Die mediale Euro-Rettung greift nun auf Begriffe des Totalen Krieges zurück. "Drahgi-Schwur" und Durchhalteparolen unserer geliebten Führerin nebst dem neuen französischen Sonnenkönig werden aber den Euro auch nicht mehr retten können.
von Peter Zieman
Vorgestern war es EZB-Präsident Mario Draghi, der mit Äußerungen zu einem möglichen Ankauf von italienischen beziehungsweise spanischen Staatsanleihen den Euro vermeintlich hoch geredet hat.
Euro-Führer Draghi erklärte, dass die EZB die Währungsunion mit allen erforderlichen Mitteln retten würde. Wie er das allerdings anstellen will, hat der EZB-Chef nicht verraten. - Kurz vor dem Untergang nichts anderes alles billige Floskeln, Durchhalteparolen.
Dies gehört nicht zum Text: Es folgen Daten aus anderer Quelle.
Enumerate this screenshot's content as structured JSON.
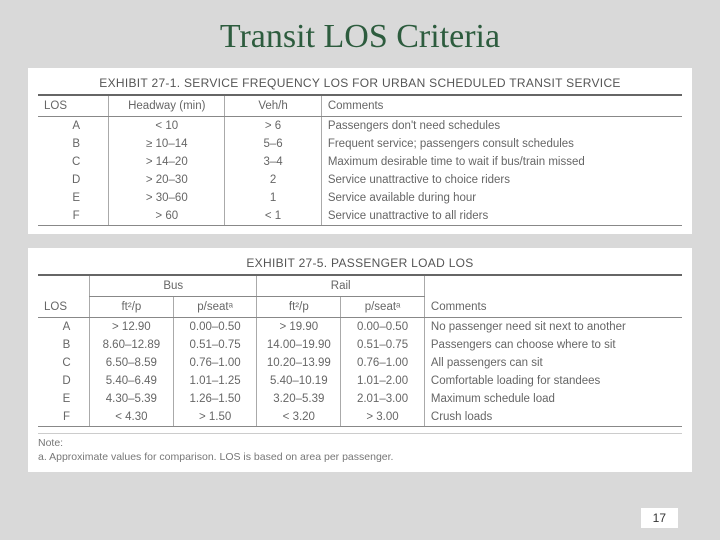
{
  "title": "Transit LOS Criteria",
  "page_number": "17",
  "exhibit1": {
    "title": "EXHIBIT 27-1.  SERVICE FREQUENCY LOS FOR URBAN SCHEDULED TRANSIT SERVICE",
    "columns": [
      "LOS",
      "Headway (min)",
      "Veh/h",
      "Comments"
    ],
    "rows": [
      [
        "A",
        "< 10",
        "> 6",
        "Passengers don't need schedules"
      ],
      [
        "B",
        "≥ 10–14",
        "5–6",
        "Frequent service; passengers consult schedules"
      ],
      [
        "C",
        "> 14–20",
        "3–4",
        "Maximum desirable time to wait if bus/train missed"
      ],
      [
        "D",
        "> 20–30",
        "2",
        "Service unattractive to choice riders"
      ],
      [
        "E",
        "> 30–60",
        "1",
        "Service available during hour"
      ],
      [
        "F",
        "> 60",
        "< 1",
        "Service unattractive to all riders"
      ]
    ]
  },
  "exhibit2": {
    "title": "EXHIBIT 27-5.  PASSENGER LOAD LOS",
    "group_headers": [
      "",
      "Bus",
      "Rail",
      ""
    ],
    "columns": [
      "LOS",
      "ft²/p",
      "p/seatᵃ",
      "ft²/p",
      "p/seatᵃ",
      "Comments"
    ],
    "rows": [
      [
        "A",
        "> 12.90",
        "0.00–0.50",
        "> 19.90",
        "0.00–0.50",
        "No passenger need sit next to another"
      ],
      [
        "B",
        "8.60–12.89",
        "0.51–0.75",
        "14.00–19.90",
        "0.51–0.75",
        "Passengers can choose where to sit"
      ],
      [
        "C",
        "6.50–8.59",
        "0.76–1.00",
        "10.20–13.99",
        "0.76–1.00",
        "All passengers can sit"
      ],
      [
        "D",
        "5.40–6.49",
        "1.01–1.25",
        "5.40–10.19",
        "1.01–2.00",
        "Comfortable loading for standees"
      ],
      [
        "E",
        "4.30–5.39",
        "1.26–1.50",
        "3.20–5.39",
        "2.01–3.00",
        "Maximum schedule load"
      ],
      [
        "F",
        "< 4.30",
        "> 1.50",
        "< 3.20",
        "> 3.00",
        "Crush loads"
      ]
    ],
    "note_label": "Note:",
    "note_text": "a.  Approximate values for comparison.  LOS is based on area per passenger."
  }
}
Kein Wunder, denn sonst wären die EZB-Mitarbeiter nebst Mario Draghi auch plötzlich arbeitslos – denn mit der Währungsunion würde auch der Euro verschwinden.
Gestern folgte dann unsere Geliebte Führerin nebst dem neuen französischen Sonnenkönig mit ähnlich zu interpretierenden Äußerungen.
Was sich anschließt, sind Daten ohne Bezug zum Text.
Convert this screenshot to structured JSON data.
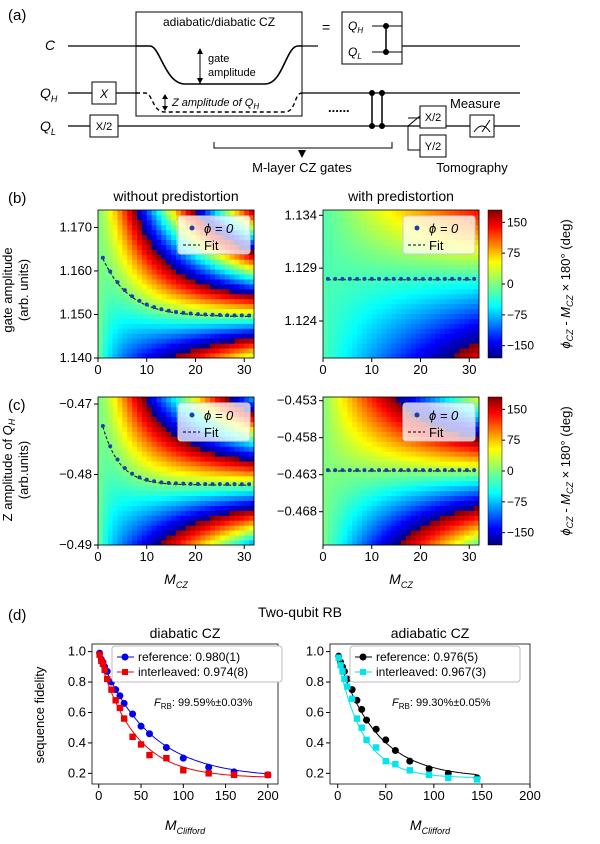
{
  "panel_labels": {
    "a": "(a)",
    "b": "(b)",
    "c": "(c)",
    "d": "(d)"
  },
  "circuit": {
    "line_C": "C",
    "line_QH": "Q",
    "line_QL": "Q",
    "sub_H": "H",
    "sub_L": "L",
    "box_title": "adiabatic/diabatic CZ",
    "equals": "=",
    "gate_amp_1": "gate",
    "gate_amp_2": "amplitude",
    "z_amp": "Z amplitude of Q",
    "dots": "......",
    "x_gate": "X",
    "x2_gate": "X/2",
    "x2_tomo": "X/2",
    "y2_tomo": "Y/2",
    "measure": "Measure",
    "brace_label": "M-layer CZ gates",
    "tomography": "Tomography"
  },
  "colorbar": {
    "ticks": [
      "150",
      "75",
      "0",
      "−75",
      "−150"
    ],
    "label": "ϕ_CZ - M_CZ × 180° (deg)"
  },
  "chart_data": [
    {
      "id": "b-left",
      "type": "heatmap",
      "title": "without predistortion",
      "ylabel": "gate amplitude",
      "ylabel2": "(arb. units)",
      "xlabel": "",
      "xticks": [
        "0",
        "10",
        "20",
        "30"
      ],
      "yticks": [
        "1.170",
        "1.160",
        "1.150",
        "1.140"
      ],
      "ylim": [
        1.14,
        1.174
      ],
      "xlim": [
        0,
        32
      ],
      "legend": [
        "ϕ = 0",
        "Fit"
      ]
    },
    {
      "id": "b-right",
      "type": "heatmap",
      "title": "with predistortion",
      "xlabel": "",
      "xticks": [
        "0",
        "10",
        "20",
        "30"
      ],
      "yticks": [
        "1.134",
        "1.129",
        "1.124"
      ],
      "ylim": [
        1.1205,
        1.1345
      ],
      "xlim": [
        0,
        32
      ],
      "legend": [
        "ϕ = 0",
        "Fit"
      ]
    },
    {
      "id": "c-left",
      "type": "heatmap",
      "ylabel": "Z amplitude of Q_H",
      "ylabel2": "(arb.units)",
      "xlabel": "M_CZ",
      "xticks": [
        "0",
        "10",
        "20",
        "30"
      ],
      "yticks": [
        "−0.47",
        "−0.48",
        "−0.49"
      ],
      "ylim": [
        -0.49,
        -0.469
      ],
      "xlim": [
        0,
        32
      ],
      "legend": [
        "ϕ = 0",
        "Fit"
      ]
    },
    {
      "id": "c-right",
      "type": "heatmap",
      "xlabel": "M_CZ",
      "xticks": [
        "0",
        "10",
        "20",
        "30"
      ],
      "yticks": [
        "−0.453",
        "−0.458",
        "−0.463",
        "−0.468"
      ],
      "ylim": [
        -0.4725,
        -0.4525
      ],
      "xlim": [
        0,
        32
      ],
      "legend": [
        "ϕ = 0",
        "Fit"
      ]
    },
    {
      "id": "d-left",
      "type": "scatter",
      "title": "diabatic CZ",
      "ylabel": "sequence fidelity",
      "xlabel": "M_Clifford",
      "xticks": [
        "0",
        "50",
        "100",
        "150",
        "200"
      ],
      "yticks": [
        "1.0",
        "0.8",
        "0.6",
        "0.4",
        "0.2"
      ],
      "xlim": [
        -8,
        212
      ],
      "ylim": [
        0.13,
        1.05
      ],
      "series": [
        {
          "name": "reference: 0.980(1)",
          "color": "#0000ee",
          "x": [
            1,
            3,
            5,
            7,
            10,
            15,
            20,
            25,
            30,
            40,
            50,
            60,
            80,
            100,
            130,
            160,
            200
          ],
          "y": [
            0.99,
            0.95,
            0.93,
            0.9,
            0.87,
            0.8,
            0.75,
            0.71,
            0.66,
            0.59,
            0.51,
            0.46,
            0.37,
            0.3,
            0.24,
            0.21,
            0.19
          ]
        },
        {
          "name": "interleaved: 0.974(8)",
          "color": "#ee0000",
          "x": [
            1,
            3,
            5,
            7,
            10,
            15,
            20,
            25,
            30,
            40,
            50,
            60,
            80,
            100,
            130,
            160,
            200
          ],
          "y": [
            0.98,
            0.94,
            0.92,
            0.88,
            0.82,
            0.75,
            0.68,
            0.63,
            0.56,
            0.44,
            0.39,
            0.32,
            0.3,
            0.22,
            0.2,
            0.19,
            0.19
          ]
        }
      ],
      "annotation": "F_RB: 99.59%±0.03%"
    },
    {
      "id": "d-right",
      "type": "scatter",
      "title": "adiabatic CZ",
      "xlabel": "M_Clifford",
      "xticks": [
        "0",
        "50",
        "100",
        "150",
        "200"
      ],
      "yticks": [
        "1.0",
        "0.8",
        "0.6",
        "0.4",
        "0.2"
      ],
      "xlim": [
        -8,
        200
      ],
      "ylim": [
        0.13,
        1.05
      ],
      "series": [
        {
          "name": "reference: 0.976(5)",
          "color": "#000000",
          "x": [
            1,
            3,
            5,
            7,
            10,
            15,
            20,
            25,
            30,
            40,
            50,
            60,
            75,
            95,
            115,
            145
          ],
          "y": [
            0.97,
            0.93,
            0.9,
            0.87,
            0.82,
            0.75,
            0.68,
            0.62,
            0.55,
            0.49,
            0.42,
            0.35,
            0.28,
            0.23,
            0.2,
            0.17
          ]
        },
        {
          "name": "interleaved: 0.967(3)",
          "color": "#00e5ee",
          "x": [
            1,
            3,
            5,
            7,
            10,
            15,
            20,
            25,
            30,
            40,
            50,
            60,
            75,
            95,
            115,
            145
          ],
          "y": [
            0.96,
            0.91,
            0.87,
            0.82,
            0.77,
            0.69,
            0.56,
            0.5,
            0.42,
            0.37,
            0.28,
            0.26,
            0.22,
            0.19,
            0.17,
            0.16
          ]
        }
      ],
      "annotation": "F_RB: 99.30%±0.05%"
    }
  ],
  "rb_title": "Two-qubit RB"
}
Alles Propaganda, die überhaupt keine Wirkung auf die Märkte haben dürfte. Aber welche die Stützungs-Aktivitäten, die im Politbüro der Zentralbanker beschlossen wurden und sich bis gestern fortgesetzt haben, für die Öffentlichkeit maskieren sollen. Schließlich muss man der Masse doch die Illusion lassen, dass das Primat der Politik weiterhin Geltung entfalten kann – und nicht etwa die Märkte ein Eigenleben entwickeln können.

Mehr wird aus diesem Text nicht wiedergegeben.